AI alerts can help improve patient outcomes, study finds

Deploying and evaluating a machine learning intervention to improve clinical care and patient outcomes is a key step in improving clinical deterioration models, a new study has found.

The research found that patient outcomes increased if their care team received AI-generated alerts signalling adverse changes in their health.

Hospitalised patients were also 43% more likely to have their care escalated if the ward used AI alerts.

“We wanted to see if quick alerts made by AI and machine learning, trained on many different types of patient data, could help reduce both how often patients need intensive care and their chances of dying in the hospital,” said Matthew Levin, who led the study.
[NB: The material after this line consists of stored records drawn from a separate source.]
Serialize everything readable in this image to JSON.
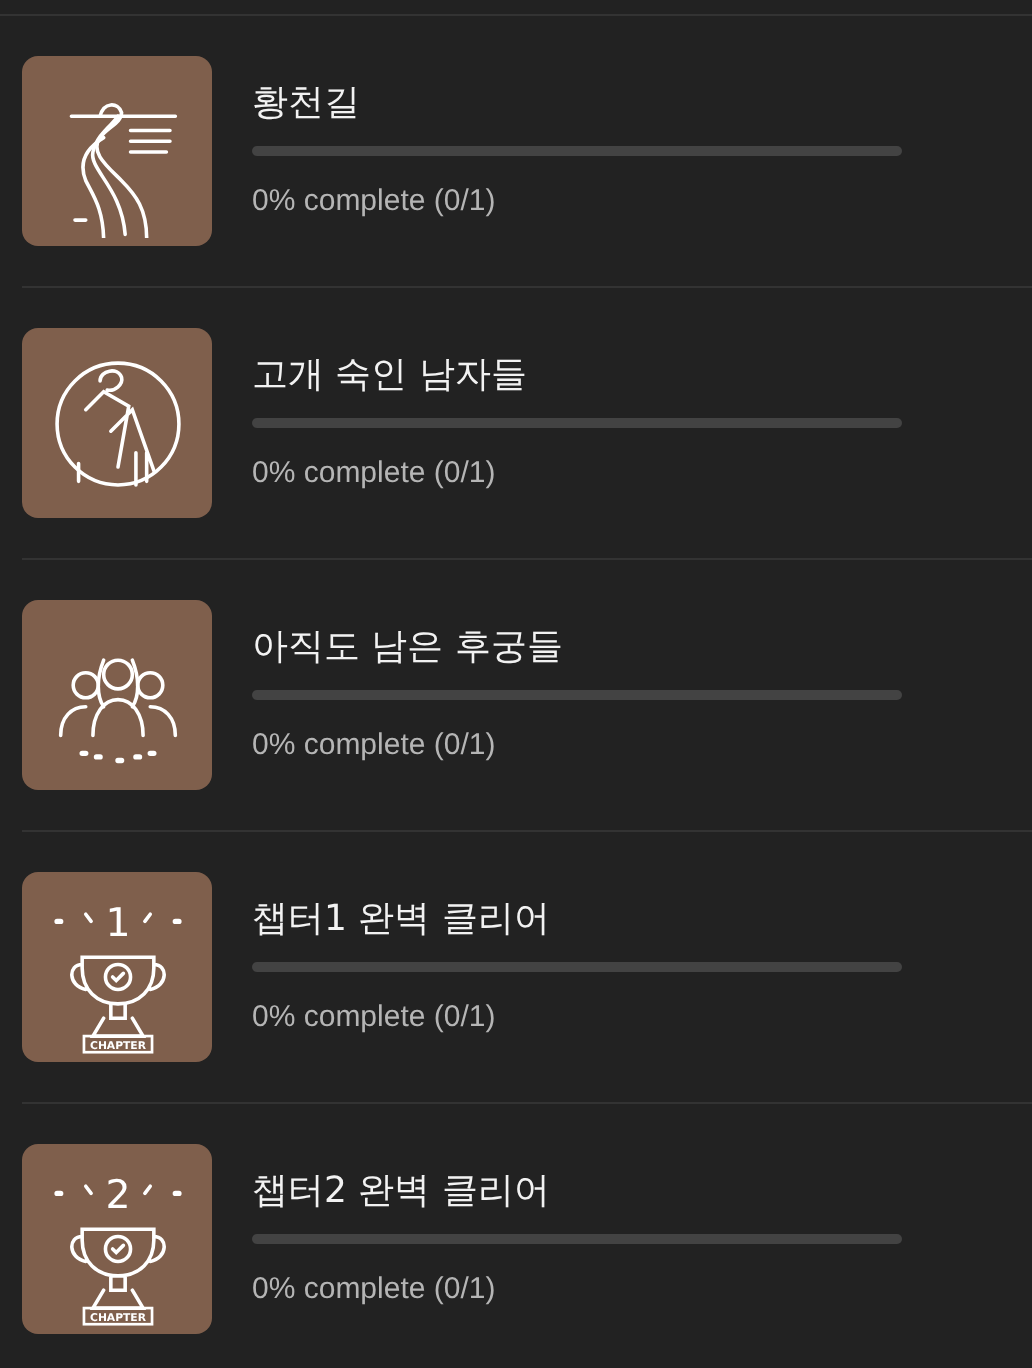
{
  "achievements": [
    {
      "kind": "road",
      "title": "황천길",
      "level": 0,
      "progress": "0% complete (0/1)"
    },
    {
      "kind": "man",
      "title": "고개 숙인 남자들",
      "level": 0,
      "progress": "0% complete (0/1)"
    },
    {
      "kind": "women",
      "title": "아직도 남은 후궁들",
      "level": 0,
      "progress": "0% complete (0/1)"
    },
    {
      "kind": "trophy",
      "badge_number": "1",
      "badge_label": "CHAPTER",
      "title": "챕터1 완벽 클리어",
      "level": 0,
      "progress": "0% complete (0/1)"
    },
    {
      "kind": "trophy",
      "badge_number": "2",
      "badge_label": "CHAPTER",
      "title": "챕터2 완벽 클리어",
      "level": 0,
      "progress": "0% complete (0/1)"
    }
  ]
}
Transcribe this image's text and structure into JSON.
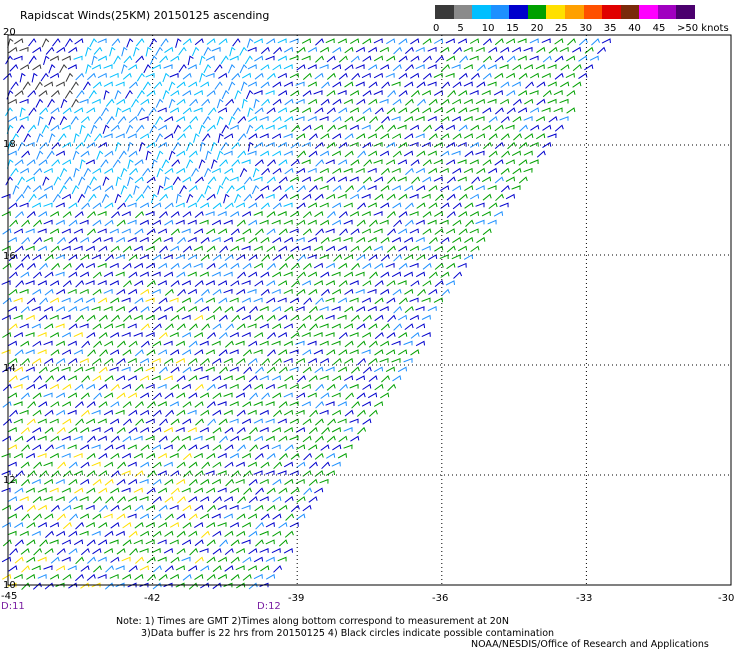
{
  "title": "Rapidscat Winds(25KM) 20150125 ascending",
  "scale": {
    "colors": [
      "#3a3a3a",
      "#8a8a8a",
      "#00bfff",
      "#1e90ff",
      "#0000cd",
      "#00a000",
      "#ffe000",
      "#ffa000",
      "#ff5000",
      "#e00000",
      "#7a2a0a",
      "#ff00ff",
      "#a000c0",
      "#4b006e"
    ],
    "labels": [
      "0",
      "5",
      "10",
      "15",
      "20",
      "25",
      "30",
      "35",
      "40",
      "45",
      ">50 knots"
    ]
  },
  "lat_labels": [
    "20",
    "18",
    "16",
    "14",
    "12",
    "10"
  ],
  "lon_labels": [
    "-45",
    "-42",
    "-39",
    "-36",
    "-33",
    "-30"
  ],
  "time_labels": [
    "D:11",
    "D:12"
  ],
  "notes": {
    "line1": "Note: 1) Times are GMT 2)Times along bottom correspond to measurement at 20N",
    "line2": "3)Data buffer is 22 hrs from 20150125 4) Black circles indicate possible contamination",
    "line3": "NOAA/NESDIS/Office of Research and Applications"
  },
  "chart_data": {
    "type": "wind-barb-map",
    "title": "Rapidscat Winds(25KM) 20150125 ascending",
    "lon_range": [
      -45,
      -30
    ],
    "lat_range": [
      10,
      20
    ],
    "grid": true,
    "speed_scale_knots": [
      0,
      5,
      10,
      15,
      20,
      25,
      30,
      35,
      40,
      45,
      50
    ],
    "swath_edge": [
      [
        -32.2,
        20
      ],
      [
        -39.5,
        10
      ]
    ],
    "time_markers": [
      {
        "label": "D:11",
        "lon": -45
      },
      {
        "label": "D:12",
        "lon": -40
      }
    ]
  }
}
“Our study shows automated machine learning algorithm scores that trigger evaluation by the provider can outperform these earlier methods in accurately predicting this decline.”

AI alerts increase the chance of rapid intervention

The prospective study looked at 2,740 adult patients who were admitted to four medical-surgical units at Mount Sinai Hospital in New York.

The patients were split into two groups: one that received real-time alerts based on the predicted likelihood of deterioration, sent directly to their nurses and physicians or a rapid response team of intensive care physicians, and another group where alerts were created but not sent.

In the units where the alerts were suppressed, the rapid response team urgently intervened with patients who met standard deterioration criteria.

The future of technology in improving patient outcomes

David Reich, one of the study’s senior authors, commented: “Our research shows that real-time alerts using machine learning can substantially improve patient outcomes.

“These models are accurate and timely aids to clinical decision-making that help us bring the right team to the right patient at the right time.

“We think of these as ‘augmented intelligence’ tools that speed in-person clinical evaluations by our physicians and nurses and prompt the treatments that keep our patients safer.”

Due to the study, a team of intensive care physicians visits the 15 patients with the highest prediction scores every day and makes treatment recommendations to the doctors and nurses caring for the patient.

As the algorithm is continually retrained on larger numbers of patients over time, the assessments by the intensive care physicians serve as the gold standard of correctness, and the algorithm becomes more accurate through reinforcement learning.

In addition to this clinical deterioration algorithm, the researchers have developed and deployed 15 additional AI-based clinical decision support tools throughout the Mount Sinai Health System.